The fund will be based on the Nomura China Stock Fund, which is benchmarked against the MSCI China Index and the MSCI Hong Kong Index.

A product disclosure statement is being prepared at present, and the product will be distributed in Australia by BDM Direct.

Nomura director of investment (Hong Kong), Kingston Lee, said the China economy was in a similar position to the Japanese economic outlook of the 1960s.

“What happened in Japan in the 1960s is happening in China today,” he said.

“The Chinese economy is about 40 years behind Japan.”

In the 1960s, Japanese urbanisation was at 38.8 per cent of the population, and in China today it is 37.9 per cent.

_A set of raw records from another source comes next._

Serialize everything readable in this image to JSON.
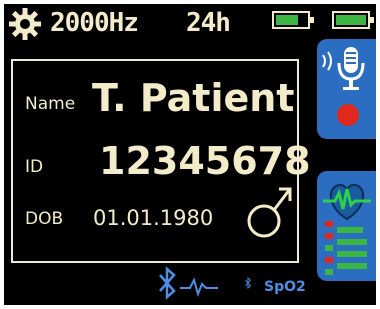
{
  "status_bar": {
    "frequency": "2000Hz",
    "duration": "24h",
    "icons": [
      "settings-gear-icon",
      "battery-icon",
      "battery-icon"
    ],
    "battery_color": "#3cb543"
  },
  "patient": {
    "name_label": "Name",
    "name_value": "T. Patient",
    "id_label": "ID",
    "id_value": "12345678",
    "dob_label": "DOB",
    "dob_value": "01.01.1980",
    "gender_icon": "male-symbol-icon"
  },
  "side_panels": {
    "record_icons": [
      "microphone-icon",
      "record-icon"
    ],
    "monitor_icons": [
      "ecg-heart-icon",
      "level-bars-icon"
    ],
    "panel_color": "#2b6ec1",
    "record_color": "#e0281c"
  },
  "bottom_bar": {
    "spo2_label": "SpO2",
    "bluetooth_color": "#4a8fe8",
    "icons": [
      "bluetooth-ecg-icon",
      "bluetooth-spo2-icon"
    ]
  }
}
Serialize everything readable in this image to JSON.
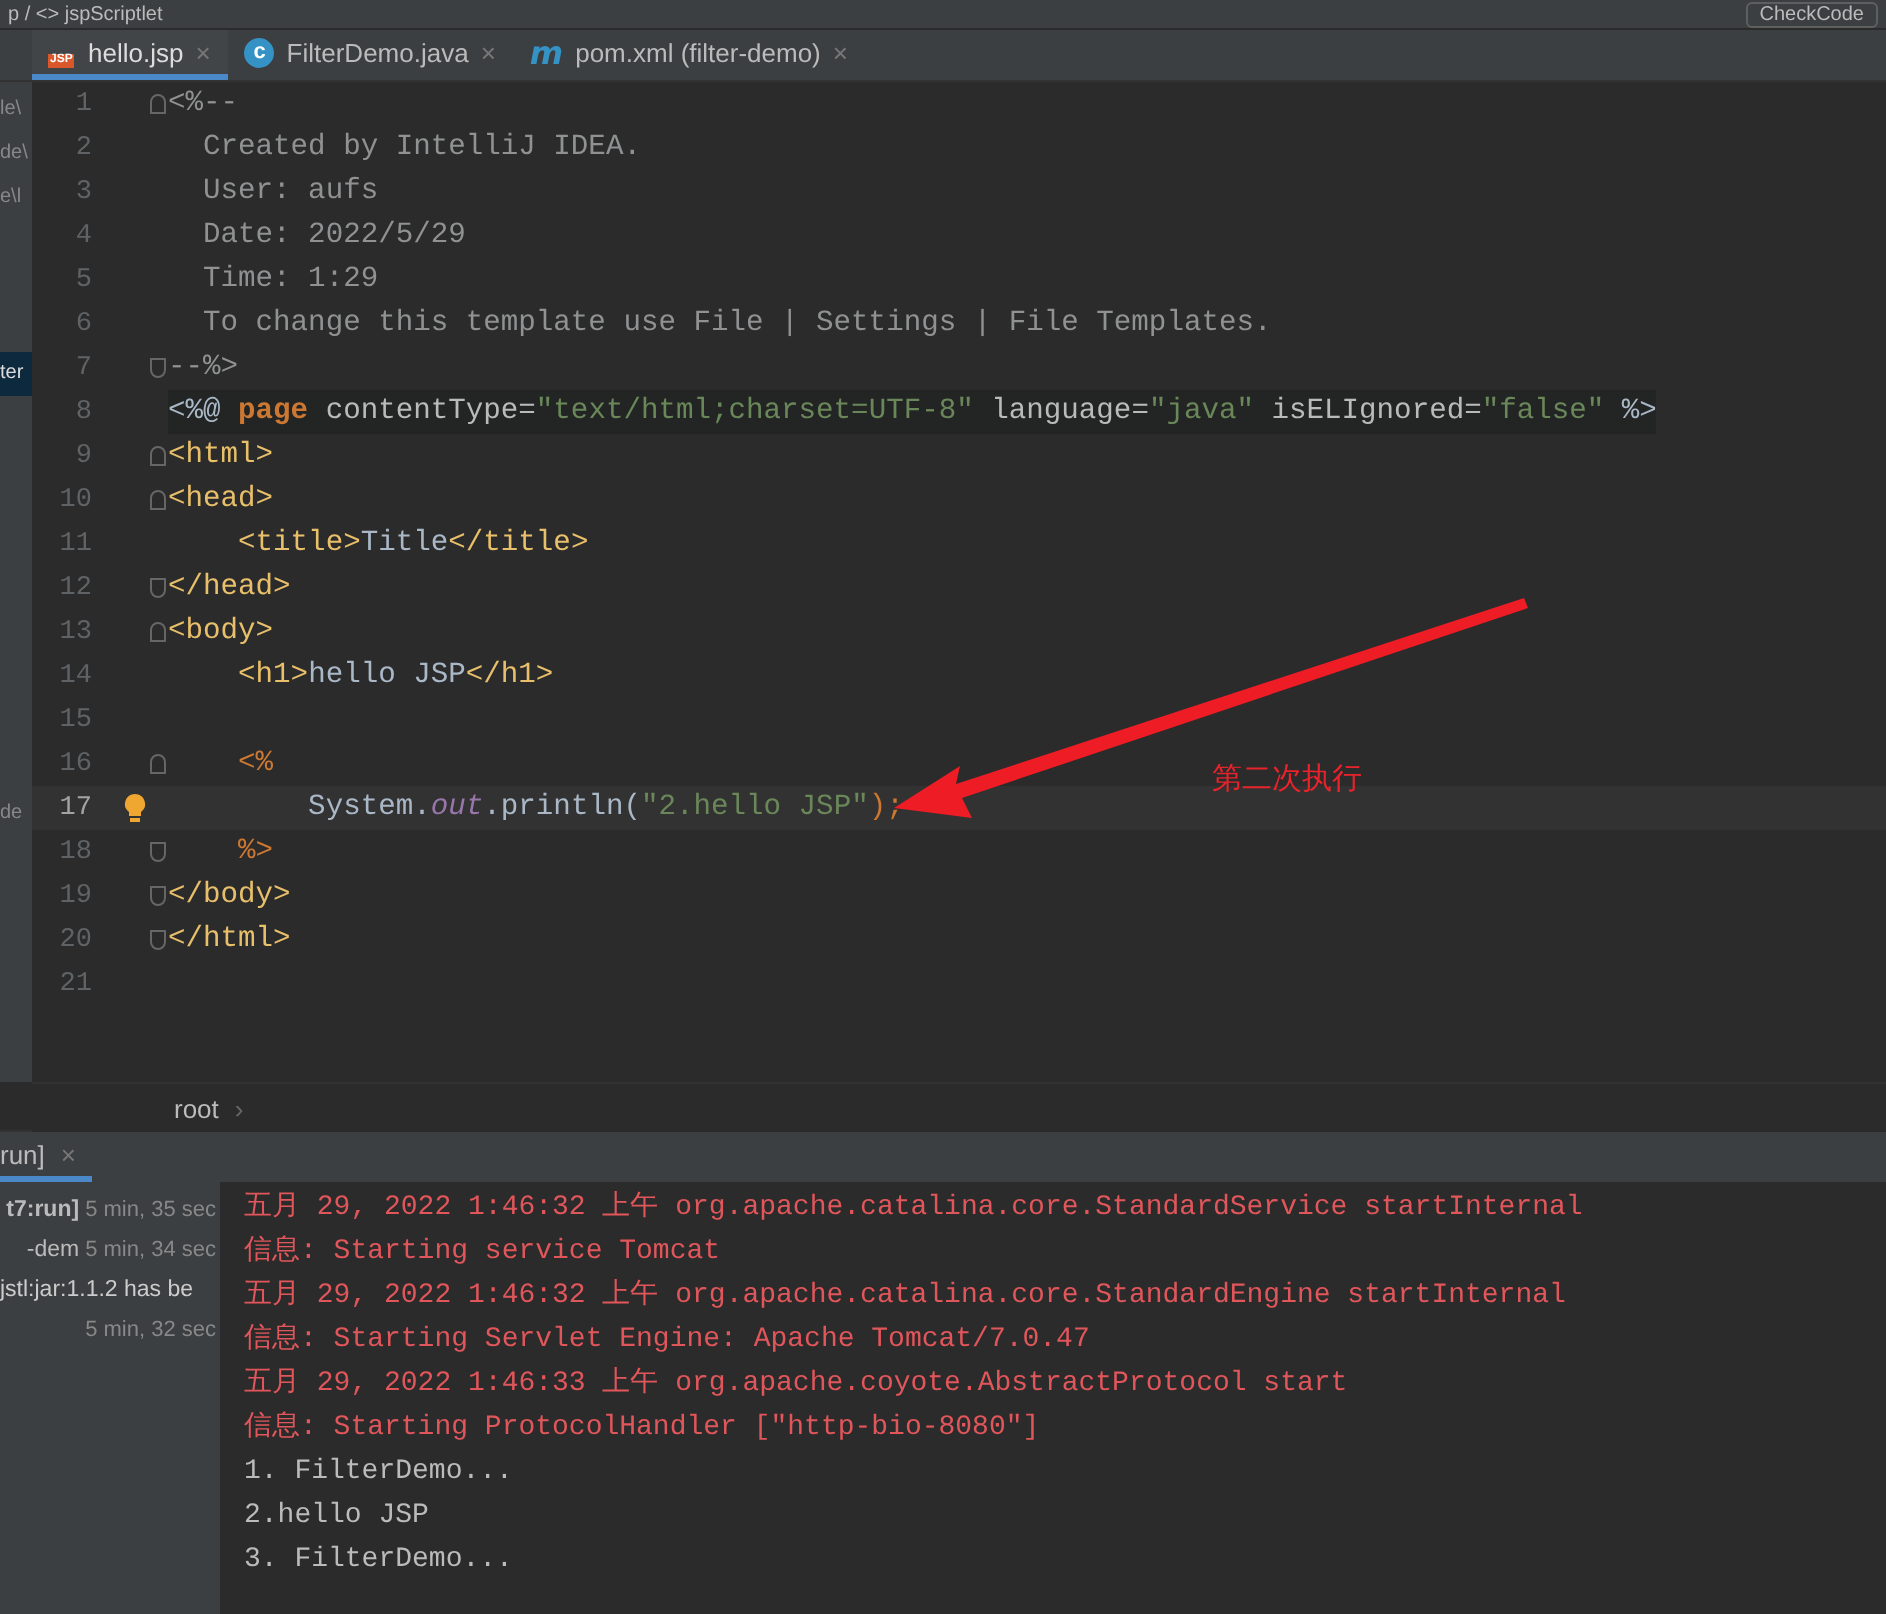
{
  "top_bar": {
    "breadcrumb": "p / <> jspScriptlet",
    "button": "CheckCode"
  },
  "tabs": [
    {
      "label": "hello.jsp",
      "kind": "jsp",
      "icon_text": "JSP",
      "close": "×",
      "selected": true
    },
    {
      "label": "FilterDemo.java",
      "kind": "class",
      "icon_text": "c",
      "close": "×",
      "selected": false
    },
    {
      "label": "pom.xml (filter-demo)",
      "kind": "maven",
      "icon_text": "m",
      "close": "×",
      "selected": false
    }
  ],
  "project_fragments": [
    {
      "text": "le\\",
      "selected": false
    },
    {
      "text": "de\\",
      "selected": false
    },
    {
      "text": "e\\l",
      "selected": false
    },
    {
      "text": "ter",
      "selected": true
    },
    {
      "text": "de",
      "selected": false
    }
  ],
  "editor": {
    "lines": [
      {
        "number": "1",
        "kind": "plain",
        "fold_start": true,
        "fold_end": false,
        "current": false,
        "bulb": false,
        "segments": [
          {
            "t": "<%--",
            "kind": "comment"
          }
        ]
      },
      {
        "number": "2",
        "kind": "plain",
        "fold_start": false,
        "fold_end": false,
        "current": false,
        "bulb": false,
        "segments": [
          {
            "t": "  Created by IntelliJ IDEA.",
            "kind": "comment"
          }
        ]
      },
      {
        "number": "3",
        "kind": "plain",
        "fold_start": false,
        "fold_end": false,
        "current": false,
        "bulb": false,
        "segments": [
          {
            "t": "  User: aufs",
            "kind": "comment"
          }
        ]
      },
      {
        "number": "4",
        "kind": "plain",
        "fold_start": false,
        "fold_end": false,
        "current": false,
        "bulb": false,
        "segments": [
          {
            "t": "  Date: 2022/5/29",
            "kind": "comment"
          }
        ]
      },
      {
        "number": "5",
        "kind": "plain",
        "fold_start": false,
        "fold_end": false,
        "current": false,
        "bulb": false,
        "segments": [
          {
            "t": "  Time: 1:29",
            "kind": "comment"
          }
        ]
      },
      {
        "number": "6",
        "kind": "plain",
        "fold_start": false,
        "fold_end": false,
        "current": false,
        "bulb": false,
        "segments": [
          {
            "t": "  To change this template use File | Settings | File Templates.",
            "kind": "comment"
          }
        ]
      },
      {
        "number": "7",
        "kind": "plain",
        "fold_start": false,
        "fold_end": true,
        "current": false,
        "bulb": false,
        "segments": [
          {
            "t": "--%>",
            "kind": "comment"
          }
        ]
      },
      {
        "number": "8",
        "kind": "directive",
        "fold_start": false,
        "fold_end": false,
        "current": false,
        "bulb": false,
        "segments": [
          {
            "t": "<%@ ",
            "kind": "plain"
          },
          {
            "t": "page ",
            "kind": "keyword"
          },
          {
            "t": "contentType=",
            "kind": "attr"
          },
          {
            "t": "\"text/html;charset=UTF-8\"",
            "kind": "string"
          },
          {
            "t": " language=",
            "kind": "attr"
          },
          {
            "t": "\"java\"",
            "kind": "string"
          },
          {
            "t": " isELIgnored=",
            "kind": "attr"
          },
          {
            "t": "\"false\"",
            "kind": "string"
          },
          {
            "t": " %>",
            "kind": "plain"
          }
        ]
      },
      {
        "number": "9",
        "kind": "plain",
        "fold_start": true,
        "fold_end": false,
        "current": false,
        "bulb": false,
        "segments": [
          {
            "t": "<html>",
            "kind": "tag"
          }
        ]
      },
      {
        "number": "10",
        "kind": "plain",
        "fold_start": true,
        "fold_end": false,
        "current": false,
        "bulb": false,
        "segments": [
          {
            "t": "<head>",
            "kind": "tag"
          }
        ]
      },
      {
        "number": "11",
        "kind": "plain",
        "fold_start": false,
        "fold_end": false,
        "current": false,
        "bulb": false,
        "segments": [
          {
            "t": "    <title>",
            "kind": "tag"
          },
          {
            "t": "Title",
            "kind": "text"
          },
          {
            "t": "</title>",
            "kind": "tag"
          }
        ]
      },
      {
        "number": "12",
        "kind": "plain",
        "fold_start": false,
        "fold_end": true,
        "current": false,
        "bulb": false,
        "segments": [
          {
            "t": "</head>",
            "kind": "tag"
          }
        ]
      },
      {
        "number": "13",
        "kind": "plain",
        "fold_start": true,
        "fold_end": false,
        "current": false,
        "bulb": false,
        "segments": [
          {
            "t": "<body>",
            "kind": "tag"
          }
        ]
      },
      {
        "number": "14",
        "kind": "plain",
        "fold_start": false,
        "fold_end": false,
        "current": false,
        "bulb": false,
        "segments": [
          {
            "t": "    <h1>",
            "kind": "tag"
          },
          {
            "t": "hello JSP",
            "kind": "text"
          },
          {
            "t": "</h1>",
            "kind": "tag"
          }
        ]
      },
      {
        "number": "15",
        "kind": "plain",
        "fold_start": false,
        "fold_end": false,
        "current": false,
        "bulb": false
      },
      {
        "number": "16",
        "kind": "scriptlet",
        "fold_start": true,
        "fold_end": false,
        "current": false,
        "bulb": false,
        "segments": [
          {
            "t": "    <%",
            "kind": "delim"
          }
        ]
      },
      {
        "number": "17",
        "kind": "scriptlet",
        "fold_start": false,
        "fold_end": false,
        "current": true,
        "bulb": true,
        "segments": [
          {
            "t": "        System.",
            "kind": "text"
          },
          {
            "t": "out",
            "kind": "field"
          },
          {
            "t": ".println(",
            "kind": "text"
          },
          {
            "t": "\"2.hello JSP\"",
            "kind": "string"
          },
          {
            "t": ");",
            "kind": "semi"
          }
        ]
      },
      {
        "number": "18",
        "kind": "scriptlet",
        "fold_start": false,
        "fold_end": true,
        "current": false,
        "bulb": false,
        "segments": [
          {
            "t": "    %>",
            "kind": "delim"
          }
        ]
      },
      {
        "number": "19",
        "kind": "plain",
        "fold_start": false,
        "fold_end": true,
        "current": false,
        "bulb": false,
        "segments": [
          {
            "t": "</body>",
            "kind": "tag"
          }
        ]
      },
      {
        "number": "20",
        "kind": "plain",
        "fold_start": false,
        "fold_end": true,
        "current": false,
        "bulb": false,
        "segments": [
          {
            "t": "</html>",
            "kind": "tag"
          }
        ]
      },
      {
        "number": "21",
        "kind": "plain",
        "fold_start": false,
        "fold_end": false,
        "current": false,
        "bulb": false
      }
    ],
    "breadcrumb": "root",
    "breadcrumb_sep": "›"
  },
  "annotation": {
    "text": "第二次执行"
  },
  "run_panel": {
    "tab": "run]",
    "tab_close": "×",
    "tree": [
      {
        "name": "t7:run]",
        "time": "5 min, 35 sec",
        "kind": "root"
      },
      {
        "name": "-dem",
        "time": "5 min, 34 sec",
        "kind": "task"
      },
      {
        "name": "jstl:jar:1.1.2 has be",
        "kind": "message"
      },
      {
        "time": "5 min, 32 sec",
        "kind": "task"
      }
    ],
    "console": [
      {
        "text": "五月 29, 2022 1:46:32 上午 org.apache.catalina.core.StandardService startInternal",
        "kind": "error"
      },
      {
        "text": "信息: Starting service Tomcat",
        "kind": "error"
      },
      {
        "text": "五月 29, 2022 1:46:32 上午 org.apache.catalina.core.StandardEngine startInternal",
        "kind": "error"
      },
      {
        "text": "信息: Starting Servlet Engine: Apache Tomcat/7.0.47",
        "kind": "error"
      },
      {
        "text": "五月 29, 2022 1:46:33 上午 org.apache.coyote.AbstractProtocol start",
        "kind": "error"
      },
      {
        "text": "信息: Starting ProtocolHandler [\"http-bio-8080\"]",
        "kind": "error"
      },
      {
        "text": "1. FilterDemo...",
        "kind": "output"
      },
      {
        "text": "2.hello JSP",
        "kind": "output"
      },
      {
        "text": "3. FilterDemo...",
        "kind": "output"
      }
    ]
  }
}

The per capita electricity usage in Japan was 1,236 kwh in 1960 and in China it is at 1,071 kwh.

The year of people reaching $US1,000 income a year was achieved in 1966 in Japan, while China achieved this goal in 2003.

Lee said the strong domestic-led economic growth is expected to continue, with GDP growth forecast at 11.9 per cent next year.

“Most institutions forecast 2009 growth originally at about 8.5 per cent, but this is now forecast to exceed 9 per cent,” he said.

“Private consumption is forecast to be 10.5 per cent in 2010, and government consumption 10 per cent.”

Lee cites the growth in Chinese car sales as an example of how this domestic growth is driving up the economical outlook for the country.

In September this year, car sales growth in China was 80 per cent, according to Nomura figures.

“Bank loans have supplied fresh blood to the domestic Chinese economy, with loans as high as RMB 10 trillion being achieved before the year end,” he said.

“Travel ranks as a major expenditure during the next 12 months, according to recent Chinese survey on average households,” he said

“A typical household in China will save 24 per cent of their income.”

The survey spoke to 250 middle-class families in five major cities in China to see how the global downturn has affected their spending and saving patterns.

The average disposable income of these families was RMB 21,564 per capita, 37 per cent higher than the national average.

The survey found that of those families who didn’t own a home, 85 per cent said they plan to buy one in the near future and 28 per cent said they will buy a second home in the next three years.

Lee said China’s low leverage of foreign debt to GDP (currently at less than 10 per cent) will also help drive the economy in the future.